Headlines have tended to focus on the high end of Amazon Art’s range, especially the Norman Rockwell original “Willie Gillis: Package From Home”, which carries a price tag of $4.85 million USD (shipping is free, though, so it’s still a total bargain). But according to The Telegraph’s Theo Merz, “the million dollar Warhols are a gimmick. It’s the medium sized galleries that should be worried by the web giant’s new venture.”
Over at Marginal Revolution, respected American economist Tyler Cowen questioned Amazon’s credibility in a rather snobby market: “One enduring feature of the art world is that a given piece will sell for much more in one context rather than another. The same painting that might sell for 5K from a lower tier dealer won’t command more than 2K on eBay, if that. Yet it could sell for 10K, as a bargain item, relatively speaking, if it ended up in the right NYC gallery (which it probably wouldn’t). Where does Amazon stand in this hierarchy? It doesn’t look promising.”
However, Mallika Rao at the Huffington Post believes that Amazon’s less than glamorous trappings may somewhat democratise the art buying market, arguing that Amazon “stands to reset our conception of art creation, collection and valuation to a dramatic degree. Slick competitors like Artsy can seem as intimidating as a Chelsea gallery. Amazon, meanwhile, has a ‘Diapering’ section.” Rao believes that the familiar, trustworthy Amazon brand will encourage novice art lovers to invest in a piece or two to call their own, citing the example of online shopper and short term collector Maya Wiest, “who says she isn’t bothered by an Amazon tag devaluing a piece, provided she loves it.”

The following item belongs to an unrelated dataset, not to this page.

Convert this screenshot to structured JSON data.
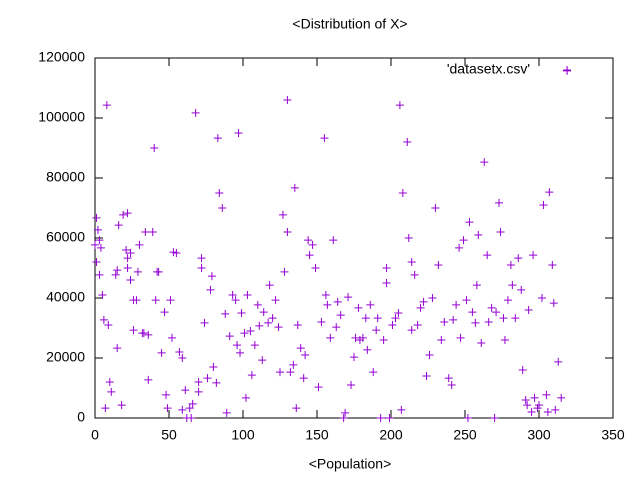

Putting the Rockwells and the Warhols to one side for a moment, Amazon Art also provides career-launching opportunities for up and coming artists. UGallery, one of the participants in the new Amazon Art programme, has seen its sales of works by unknown artists double since the company launched in 2009. Tanenbaum sees Amazon’s reputation as a “one stop shop” as a massive benefit to his business, and the artists he represents seem to agree: “They’re excited to get their artwork out there to millions of potential customers… Everybody shops on Amazon.”